Former Bolivian president Evo Morales has held a celebratory event in exile in the Argentinean capital, Buenos Aires, to mark the end of his presidential term.
Morales, now in Argentina, has been in exile since he was forced to resign in November last year under pressure from the Bolivian military and his political opponents over accusations of electoral fraud in what he said was a US-backed coup d’état against his administration.
Speaking before a crowd of thousands of people in a sports stadium in Buenos Aires on Wednesday, the 60-year-old said he won the disputed October election and praised his government policies, such as nationalizing Bolivian industries.
“It has not been an easy path and, it must be said, it has been necessary to make a profound change,” Morales said. “I thank the present listeners in this very important event, the 14-year anniversary of the plurinational state, for accompanying me, for not abandoning me.”

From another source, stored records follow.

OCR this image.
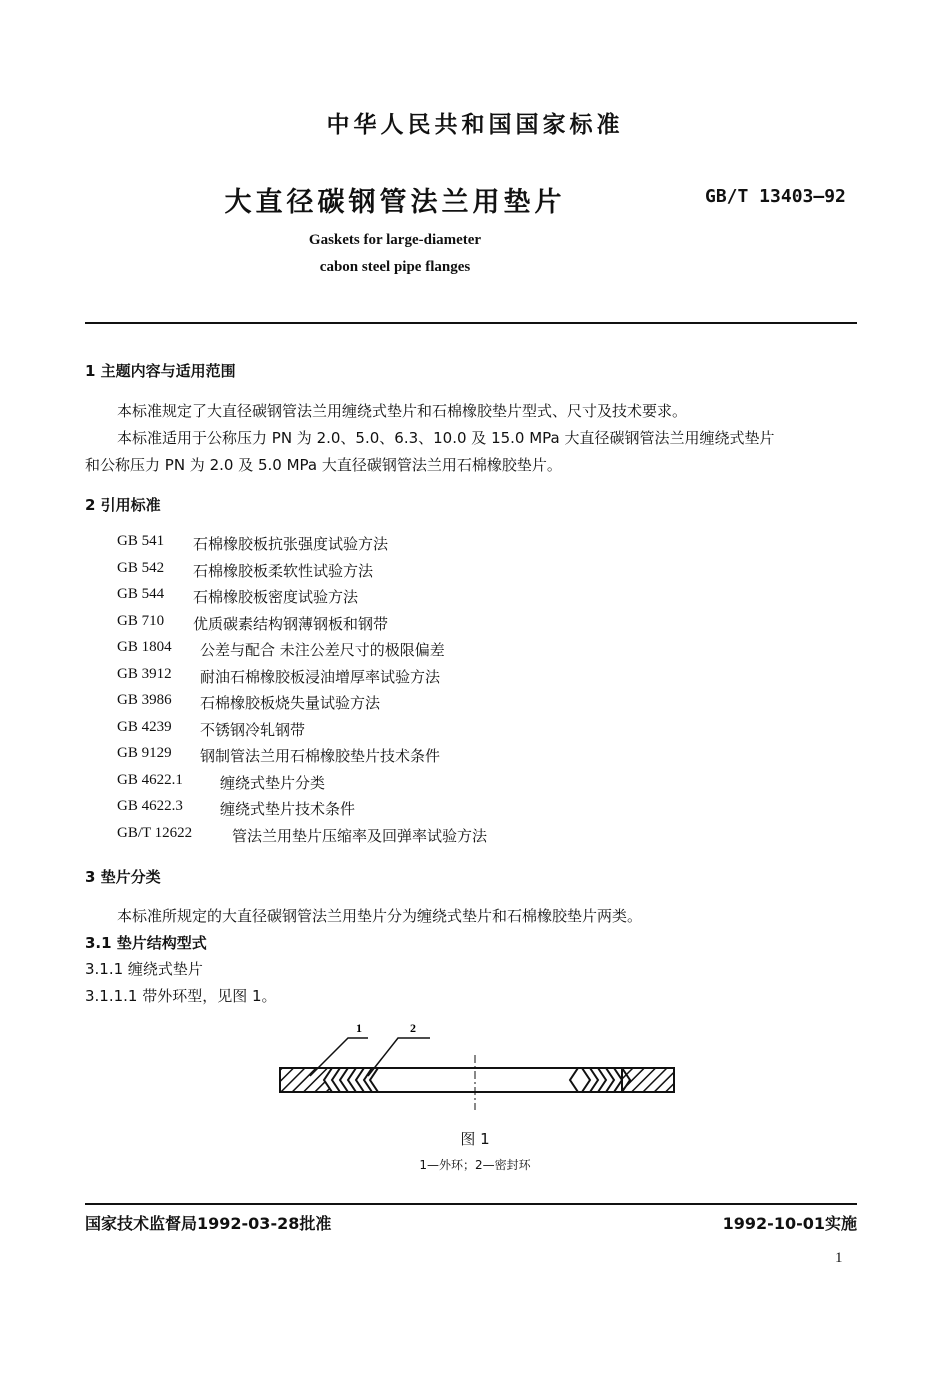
中华人民共和国国家标准
大直径碳钢管法兰用垫片	GB/T 13403—92
Gaskets for large-diameter
cabon steel pipe flanges
1 主题内容与适用范围
本标准规定了大直径碳钢管法兰用缠绕式垫片和石棉橡胶垫片型式、尺寸及技术要求。
本标准适用于公称压力 PN 为 2.0、5.0、6.3、10.0 及 15.0 MPa 大直径碳钢管法兰用缠绕式垫片
和公称压力 PN 为 2.0 及 5.0 MPa 大直径碳钢管法兰用石棉橡胶垫片。
2 引用标准
GB 541 石棉橡胶板抗张强度试验方法
GB 542 石棉橡胶板柔软性试验方法
GB 544 石棉橡胶板密度试验方法
GB 710 优质碳素结构钢薄钢板和钢带
GB 1804 公差与配合 未注公差尺寸的极限偏差
GB 3912 耐油石棉橡胶板浸油增厚率试验方法
GB 3986 石棉橡胶板烧失量试验方法
GB 4239 不锈钢冷轧钢带
GB 9129 钢制管法兰用石棉橡胶垫片技术条件
GB 4622.1 缠绕式垫片分类
GB 4622.3 缠绕式垫片技术条件
GB/T 12622	管法兰用垫片压缩率及回弹率试验方法
3 垫片分类
本标准所规定的大直径碳钢管法兰用垫片分为缠绕式垫片和石棉橡胶垫片两类。
3.1 垫片结构型式
3.1.1 缠绕式垫片
3.1.1.1 带外环型，见图 1。
1	2
图 1
1—外环；2—密封环
国家技术监督局1992-03-28批准	1992-10-01实施
1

The leftist leader made the remark a day after Bolivia’s Congress formally accepted his resignation and that of his deputy, Alvaro Garcia Linera.

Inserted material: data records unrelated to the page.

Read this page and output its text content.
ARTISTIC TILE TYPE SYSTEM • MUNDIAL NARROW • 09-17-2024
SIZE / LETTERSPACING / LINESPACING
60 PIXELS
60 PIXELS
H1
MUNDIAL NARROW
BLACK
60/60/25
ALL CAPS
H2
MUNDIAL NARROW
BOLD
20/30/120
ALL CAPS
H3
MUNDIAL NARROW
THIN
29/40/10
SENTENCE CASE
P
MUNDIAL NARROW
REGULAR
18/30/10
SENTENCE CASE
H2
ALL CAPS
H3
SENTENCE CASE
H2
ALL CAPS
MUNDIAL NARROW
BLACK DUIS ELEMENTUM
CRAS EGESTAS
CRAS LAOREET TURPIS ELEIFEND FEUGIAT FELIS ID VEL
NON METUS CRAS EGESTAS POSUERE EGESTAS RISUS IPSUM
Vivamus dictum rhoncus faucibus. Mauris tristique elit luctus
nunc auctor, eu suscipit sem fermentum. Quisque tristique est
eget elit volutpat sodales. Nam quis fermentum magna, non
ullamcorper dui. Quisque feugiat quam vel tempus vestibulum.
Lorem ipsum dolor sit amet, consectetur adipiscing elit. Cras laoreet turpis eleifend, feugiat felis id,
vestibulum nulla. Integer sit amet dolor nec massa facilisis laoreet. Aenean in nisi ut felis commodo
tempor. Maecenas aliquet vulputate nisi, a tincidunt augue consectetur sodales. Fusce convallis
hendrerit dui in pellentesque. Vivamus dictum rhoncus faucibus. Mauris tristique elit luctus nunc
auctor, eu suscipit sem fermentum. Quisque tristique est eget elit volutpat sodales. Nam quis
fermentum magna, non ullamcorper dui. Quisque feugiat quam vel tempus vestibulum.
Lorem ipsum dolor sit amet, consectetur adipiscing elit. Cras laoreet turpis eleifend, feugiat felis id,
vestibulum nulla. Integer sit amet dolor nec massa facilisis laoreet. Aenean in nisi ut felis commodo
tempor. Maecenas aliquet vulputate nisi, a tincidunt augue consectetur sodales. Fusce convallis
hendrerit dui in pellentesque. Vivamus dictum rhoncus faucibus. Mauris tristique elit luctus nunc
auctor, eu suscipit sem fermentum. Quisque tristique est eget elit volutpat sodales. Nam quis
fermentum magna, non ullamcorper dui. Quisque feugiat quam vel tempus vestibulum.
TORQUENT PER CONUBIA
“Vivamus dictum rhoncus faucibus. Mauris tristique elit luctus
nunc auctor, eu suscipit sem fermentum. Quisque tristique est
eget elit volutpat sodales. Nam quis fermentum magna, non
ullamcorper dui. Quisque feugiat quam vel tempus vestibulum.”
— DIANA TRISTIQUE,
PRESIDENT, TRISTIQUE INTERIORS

Morales, who had been in power for nearly 14 years, was initially granted asylum in Mexico after his resignation. He vowed not to back down and continue fighting from abroad. Bolivia’s first indigenous president later left Mexico for Argentina, where leftist leader Alberto Fernandez took office in December 2019.

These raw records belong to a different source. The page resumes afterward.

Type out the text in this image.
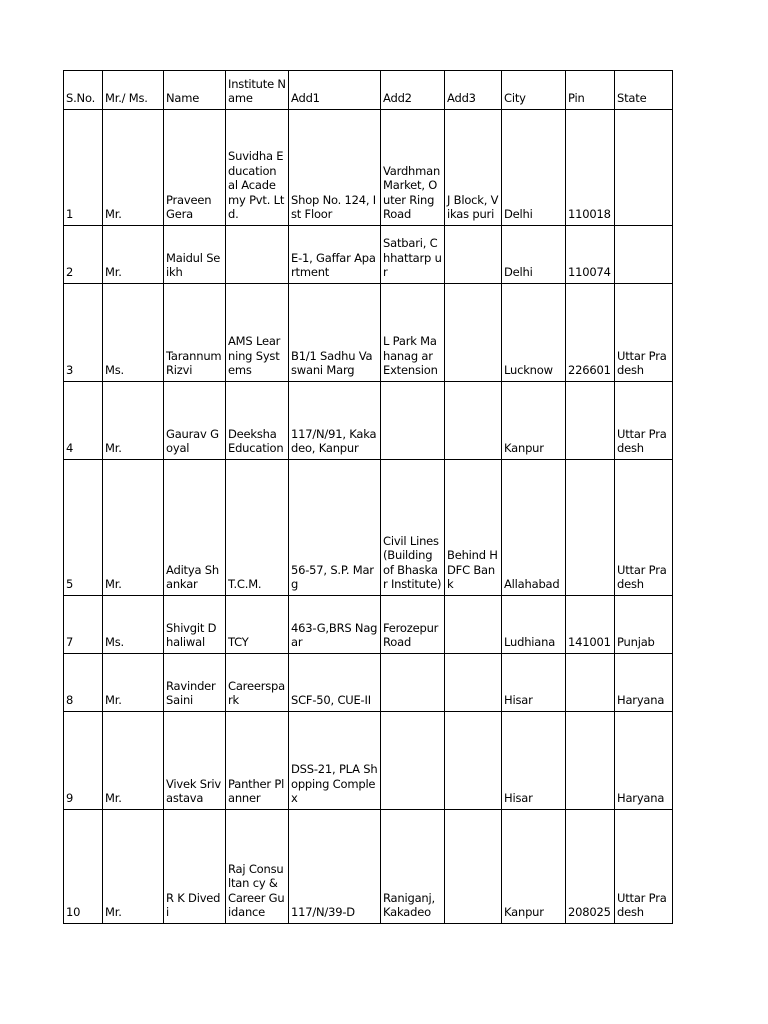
S.No.	Mr./ Ms.	Name	Institute Name	Add1	Add2	Add3	City	Pin	State
1	Mr.	Praveen Gera	Suvidha Education al Academy Pvt. Ltd.	Shop No. 124, Ist Floor	Vardhman Market, Outer Ring Road	J Block, Vikas puri	Delhi	110018	
2	Mr.	Maidul Seikh		E-1, Gaffar Apartment	Satbari, Chhattarp ur		Delhi	110074	
3	Ms.	Tarannum Rizvi	AMS Learning Systems	B1/1 Sadhu Vaswani Marg	L Park Mahanag ar Extension		Lucknow	226601	Uttar Pradesh
4	Mr.	Gaurav Goyal	Deeksha Education	117/N/91, Kakadeo, Kanpur			Kanpur		Uttar Pradesh
5	Mr.	Aditya Shankar	T.C.M.	56-57, S.P. Marg	Civil Lines (Building of Bhaskar Institute)	Behind HDFC Bank	Allahabad		Uttar Pradesh
7	Ms.	Shivgit Dhaliwal	TCY	463-G,BRS Nagar	Ferozepur Road		Ludhiana	141001	Punjab
8	Mr.	Ravinder Saini	Careerspa rk	SCF-50, CUE-II			Hisar		Haryana
9	Mr.	Vivek Srivastava	Panther Planner	DSS-21, PLA Shopping Complex			Hisar		Haryana
10	Mr.	R K Divedi	Raj Consultan cy & Career Guidance	117/N/39-D	Raniganj, Kakadeo		Kanpur	208025	Uttar Pradesh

Bolivian prosecutors have issued an arrest warrant for Morales over allegations of sedition and terrorism, leveled by the government of Jeanine Anez, Bolivia’s right-wing interim president. Morales has denied the charges.
The new Bolivian regime has also threatened to imprison Morales for the rest of his life.
‘We will return to government’
Morales, who is barred from running for president again, also announced during the Wednesday event that his Movement Toward Socialism (MAS) Party would return to power in the upcoming elections.
“I am convinced sisters and brothers, it is a matter of time. We will recover democracy and we will return to the government. We will return to the government not with weapons like the right, not with bullets like fascist racists. We will return on May 3 to the government with the conscience of the people, with the vote of the Bolivian people, pacifying, democratizing,” Morales said.
“Now that they provoked us, now that they provoked me, now that they expelled me and they do not want me to return to Bolivia, I want to tell you here that with more force, with more energy, I will continue doing politics to defeat the Bolivian right, I have no fear.”
Morales on Sunday named his former economy minister, Luis Arce Catacora, as the MAS’s presidential candidate, with former foreign minister, David Choquehuanca, as his running mate in Bolivia’s May 3 elections.
On Wednesday, hundreds of people took to the streets of the central Bolivian city of Cochabamba to show their support for Morales and his party’s candidates in Bolivia’s upcoming general elections.